Running DRP Tabletop Exercises

Link to presentation poster

Like many other service providers, our team has had disaster recovery plans (DRP) for many years. However over time we identified several problems with them as a group, such as poor assumptions, incomplete documentation, and inconsistent testing. Revising our DRPs to use a new, common template in 2022 helped some... but not enough.

We wanted to level-set our assumptions, dependencies, and expectations to increase consistency; improve our understanding of how we'd actually implement our DRPs in the event of a disaster; and identify and remediate any gaps or blind spots, including any incorrect assumptions and missing documentation. We wanted everyone to operate with a common set of assumptions, write and test their DRPs similarly, and identify all service dependencies up and down the stack.

We ran tabletop exercises for three of our services' plans over two days: Our VMware service, our primary web hosting service, and our on-campus data center. In each exercise we started with a brief problem description (such as "An attacker has..." or "You were informed that...") and set the team loose to focus on identifying and remediating the problem within the constraints of the DRP.
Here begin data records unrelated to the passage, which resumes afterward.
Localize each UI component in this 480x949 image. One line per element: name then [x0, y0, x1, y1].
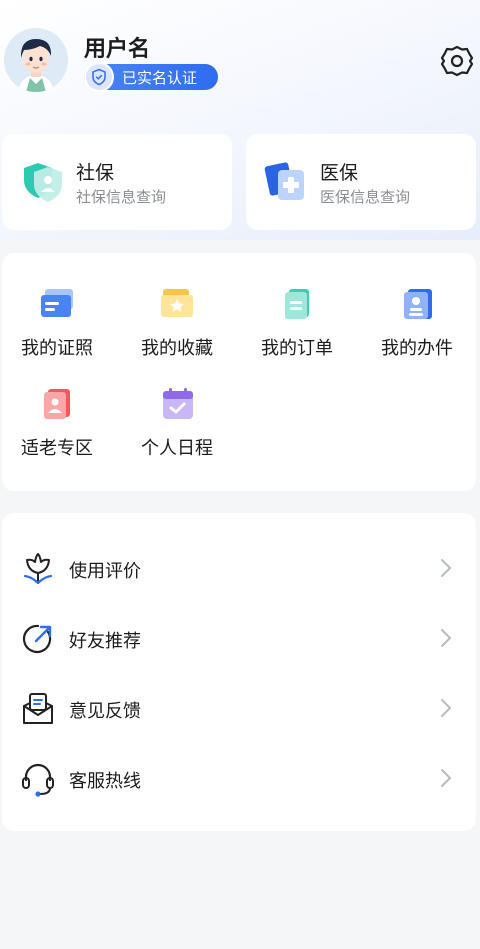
profile-header: 用户名 已实名认证: [0, 0, 480, 120]
feedback-mail-icon: [20, 691, 56, 727]
shortcut-my-orders[interactable]: 我的订单: [242, 287, 352, 367]
medical-insurance-icon: [264, 160, 310, 204]
favorite-folder-icon: [159, 287, 195, 321]
calendar-check-icon: [159, 387, 195, 421]
social-security-subtitle: 社保信息查询: [76, 188, 167, 206]
shortcut-label: 我的订单: [261, 338, 333, 359]
menu-item-rating[interactable]: 使用评价: [2, 533, 476, 603]
elderly-zone-icon: [39, 387, 75, 421]
menu-item-label: 客服热线: [69, 771, 141, 792]
avatar[interactable]: [4, 28, 68, 92]
shortcut-elderly-zone[interactable]: 适老专区: [2, 387, 112, 467]
flower-rating-icon: [20, 551, 56, 587]
shortcut-label: 我的收藏: [141, 338, 213, 359]
menu-item-recommend[interactable]: 好友推荐: [2, 603, 476, 673]
chevron-right-icon: [438, 767, 454, 789]
shortcut-grid: 我的证照 我的收藏 我的订单 我的办件 适老专区 个人日程: [2, 253, 476, 491]
menu-item-feedback[interactable]: 意见反馈: [2, 673, 476, 743]
shortcut-personal-schedule[interactable]: 个人日程: [122, 387, 232, 467]
menu-item-hotline[interactable]: 客服热线: [2, 743, 476, 813]
username: 用户名: [84, 37, 151, 62]
menu-item-label: 好友推荐: [69, 631, 141, 652]
verified-badge[interactable]: 已实名认证: [84, 62, 218, 92]
menu-item-label: 使用评价: [69, 561, 141, 582]
medical-insurance-card[interactable]: 医保 医保信息查询: [246, 134, 476, 230]
social-security-icon: [20, 160, 66, 204]
headset-icon: [20, 761, 56, 797]
shortcut-label: 我的证照: [21, 338, 93, 359]
shortcut-label: 适老专区: [21, 438, 93, 459]
license-card-icon: [39, 287, 75, 321]
verified-label: 已实名认证: [122, 69, 198, 87]
shield-check-icon: [84, 62, 114, 92]
medical-insurance-subtitle: 医保信息查询: [320, 188, 411, 206]
case-badge-icon: [399, 287, 435, 321]
shortcut-my-favorites[interactable]: 我的收藏: [122, 287, 232, 367]
settings-gear-icon[interactable]: [438, 42, 476, 80]
shortcut-label: 我的办件: [381, 338, 453, 359]
chevron-right-icon: [438, 557, 454, 579]
medical-insurance-title: 医保: [320, 162, 359, 184]
settings-menu-list: 使用评价 好友推荐 意见反馈 客服热线: [2, 513, 476, 831]
chevron-right-icon: [438, 627, 454, 649]
order-document-icon: [279, 287, 315, 321]
shortcut-my-licenses[interactable]: 我的证照: [2, 287, 112, 367]
chevron-right-icon: [438, 697, 454, 719]
shortcut-label: 个人日程: [141, 438, 213, 459]
share-arrow-icon: [20, 621, 56, 657]
menu-item-label: 意见反馈: [69, 701, 141, 722]
shortcut-my-cases[interactable]: 我的办件: [362, 287, 472, 367]
social-security-card[interactable]: 社保 社保信息查询: [2, 134, 232, 230]
social-security-title: 社保: [76, 162, 115, 184]
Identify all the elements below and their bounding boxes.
We measured success both qualitatively and quantitatively, and we improved from the first to the second session. Participants provided useful feedback in the post-event survey. We identified several gaps and made plans to fill them. We also identified ways to make our DRPs better and to run future exercises better.

Category

Current trends/topics/projects

Areas of Focus

  • Knowledge
  • Michigan Technology Community

Objectives

Attendees will have a greater understanding of what a disaster recovery plan (DRP) is and contains, as well as why it's important to write, test, and maintain service-specific DRPs and affiliated documentation. They will have a better idea of how to write and test their own DRPs... as well as what not to do when writing and testing them. Indirectly they may learn about change management and facilitation.

Collaborators

Josh Simon, LSA Technology Services